Injectable fluphenazine is dissolved in sesame oil which forms a localized oil depot in the muscle. Due to the lipophilicity of the added decanoate or enanthate group, the drug remains in the oil causing the rate-limiting step for drug being diffusion out, resulting in flip-flop kinetics. Fluphenazine decanoate and enanthate are prodrugs which are hydrolyzed by esterases to fluphenazine. The fluphenazine decanoate acts within 1–3 days, and its effect lasts an average of 2 weeks. The half-life of fluphenazine decanoate is about 6.8-9.6 days, and plasma levels peak at about 2.18 ng/mL about 4–6 hours post injection. Fluphenazine enanthate has a lower half life of about 3.6-3.7 days, reflecting its decreased lipophilicity.
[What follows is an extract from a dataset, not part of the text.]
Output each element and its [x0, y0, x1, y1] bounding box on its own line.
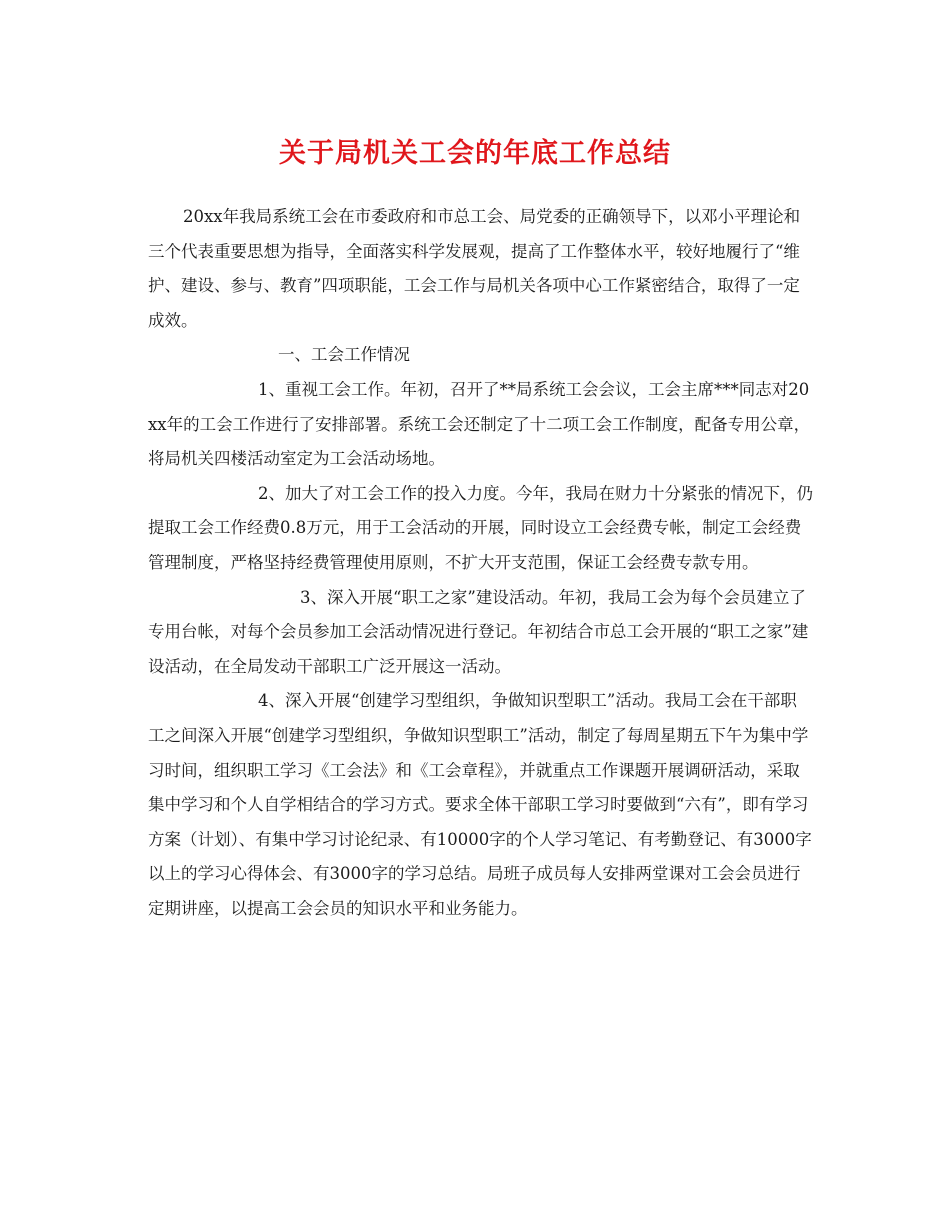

v; t; e; Pharmacokinetics of long-acting injectable antipsychotics
| Medication | Brand name | Class | Vehicle | Dosage | T_{max} | t_{1/2} single | t_{1/2} multiple | logP^{c} | Ref |
| Aripiprazole lauroxil | Aristada | Atypical | Water^{a} | 441–1064 mg/4–8 weeks | 24–35 days | ? | 54–57 days | 7.9–10.0 |  |
| Aripiprazole monohydrate | Abilify Maintena | Atypical | Water^{a} | 300–400 mg/4 weeks | 7 days | ? | 30–47 days | 4.9–5.2 |  |
| Bromperidol decanoate | Impromen Decanoas | Typical | Sesame oil | 40–300 mg/4 weeks | 3–9 days | ? | 21–25 days | 7.9 |  |
| Clopentixol decanoate | Sordinol Depot | Typical | Viscoleo^{b} | 50–600 mg/1–4 weeks | 4–7 days | ? | 19 days | 9.0 |  |
| Flupentixol decanoate | Depixol | Typical | Viscoleo^{b} | 10–200 mg/2–4 weeks | 4–10 days | 8 days | 17 days | 7.2–9.2 |  |
| Fluphenazine decanoate | Prolixin Decanoate | Typical | Sesame oil | 12.5–100 mg/2–5 weeks | 1–2 days | 1–10 days | 14–100 days | 7.2–9.0 |  |
| Fluphenazine enanthate | Prolixin Enanthate | Typical | Sesame oil | 12.5–100 mg/1–4 weeks | 2–3 days | 4 days | ? | 6.4–7.4 |  |
| Fluspirilene | Imap, Redeptin | Typical | Water^{a} | 2–12 mg/1 week | 1–8 days | 7 days | ? | 5.2–5.8 |  |
| Haloperidol decanoate | Haldol Decanoate | Typical | Sesame oil | 20–400 mg/2–4 weeks | 3–9 days | 18–21 days |  | 7.2–7.9 |  |
| Olanzapine pamoate | Zyprexa Relprevv | Atypical | Water^{a} | 150–405 mg/2–4 weeks | 7 days | ? | 30 days | – |  |
| Oxyprothepin decanoate | Meclopin | Typical | ? | ? | ? | ? | ? | 8.5–8.7 |  |
| Paliperidone palmitate | Invega Sustenna | Atypical | Water^{a} | 39–819 mg/4–12 weeks | 13–33 days | 25–139 days | ? | 8.1–10.1 |  |
| Perphenazine decanoate | Trilafon Dekanoat | Typical | Sesame oil | 50–200 mg/2–4 weeks | ? | ? | 27 days | 8.9 |  |
| Perphenazine enanthate | Trilafon Enanthate | Typical | Sesame oil | 25–200 mg/2 weeks | 2–3 days | ? | 4–7 days | 6.4–7.2 |  |
| Pipotiazine palmitate | Piportil Longum | Typical | Viscoleo^{b} | 25–400 mg/4 weeks | 9–10 days | ? | 14–21 days | 8.5–11.6 |  |
| Pipotiazine undecylenate | Piportil Medium | Typical | Sesame oil | 100–200 mg/2 weeks | ? | ? | ? | 8.4 |  |
| Risperidone | Risperdal Consta | Atypical | Microspheres | 12.5–75 mg/2 weeks | 21 days | ? | 3–6 days | – |  |
| Zuclopentixol acetate | Clopixol Acuphase | Typical | Viscoleo^{b} | 50–200 mg/1–3 days | 1–2 days | 1–2 days |  | 4.7–4.9 |  |
| Zuclopentixol decanoate | Clopixol Depot | Typical | Viscoleo^{b} | 50–800 mg/2–4 weeks | 4–9 days | ? | 11–21 days | 7.5–9.0 |  |
Note: All by intramuscular injection. Footnotes: ^{a} = Microcrystalline or nanocrystalline aqueous suspension. ^{b} = Low-viscosity vegetable oil (specifically fractionated coconut oil with medium-chain triglycerides). ^{c} = Predicted, from PubChem and DrugBank. Sources: Main: See template.

==Availability==
The injectable form is on the World Health Organization's List of Essential Medicines. It is available as a generic medication. It was discontinued in Australia in 2017.

== Veterinary ==
In horses, it is sometimes given by injection as an anxiety-relieving medication, though there are many negative common side effects and it is forbidden by many equestrian competition organizations.